The Fell Sandstone Group is the product of fluvial deposition by a perennial braided stream system flowing to the south-west, and localized soft-sediment deformation features indicate that the environment was tectonically active at the time of deposition (Scrutton and Turner, 1995). Both its age and its precise stratigraphical relationship to other Fell Sandstone Group–Middle Border Group outcrops in the Northumberland Trough are poorly constrained.

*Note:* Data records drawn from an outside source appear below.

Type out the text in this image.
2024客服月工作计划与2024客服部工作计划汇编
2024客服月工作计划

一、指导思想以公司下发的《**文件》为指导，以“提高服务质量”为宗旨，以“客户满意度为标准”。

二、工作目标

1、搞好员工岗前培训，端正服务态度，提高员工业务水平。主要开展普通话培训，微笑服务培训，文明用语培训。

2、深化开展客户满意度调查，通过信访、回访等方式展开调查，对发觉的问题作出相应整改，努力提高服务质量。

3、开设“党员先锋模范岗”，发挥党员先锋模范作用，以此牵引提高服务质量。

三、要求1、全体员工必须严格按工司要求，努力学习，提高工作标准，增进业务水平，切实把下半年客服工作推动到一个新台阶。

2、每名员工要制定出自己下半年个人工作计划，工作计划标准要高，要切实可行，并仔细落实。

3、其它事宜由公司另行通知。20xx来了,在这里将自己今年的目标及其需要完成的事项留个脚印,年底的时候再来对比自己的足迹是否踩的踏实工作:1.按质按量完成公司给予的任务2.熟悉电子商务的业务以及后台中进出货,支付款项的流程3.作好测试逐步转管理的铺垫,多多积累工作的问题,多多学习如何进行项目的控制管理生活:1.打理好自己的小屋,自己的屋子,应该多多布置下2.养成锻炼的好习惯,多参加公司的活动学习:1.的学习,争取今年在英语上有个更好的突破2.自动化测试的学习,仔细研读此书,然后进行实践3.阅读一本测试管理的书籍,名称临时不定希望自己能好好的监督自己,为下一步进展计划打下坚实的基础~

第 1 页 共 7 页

Miospore evidence is taken by some to indicate that the base of the Asbian Stage is correlated with a horizon near the base of the Scremerston Coal Group (Wilson, 1974; Johnson et al., 1995), but a slightly younger age for these deposits is indicated by Greig (1988). The deposits of the Scremerston Coal Group and Lower Limestone Group are generally thought to have accumulated in a deltaic palaeoenvironment with coals forming in delta-swamp settings, and periodic marine incursions forming limestone horizons, particularly in the Lower Limestone Group (Smith, 1967; Johnson et al., 1995).

Conclusions

The Burnmouth GCR site contains some of the best and most complete sections of the lower part of the Lower Carboniferous sequence in the Northumberland Trough. Exposures of the Cementstone Group seen here are among the finest examples of Lower Carboniferous coastal plain, fluvial and lacustrine facies associations anywhere in Britain. Also exposed are several important stratigraphical boundaries that are rarely seen elsewhere. The site is situated between the Midland Valley Basin to the north and other parts of the Northumberland Trough to the south and west, and this location, coupled with the quality of exposure, make Burnmouth a key site for understanding palaeogeography, depositional environments and basin evolution during the Tournaisian–Asbian interval in northern Britain.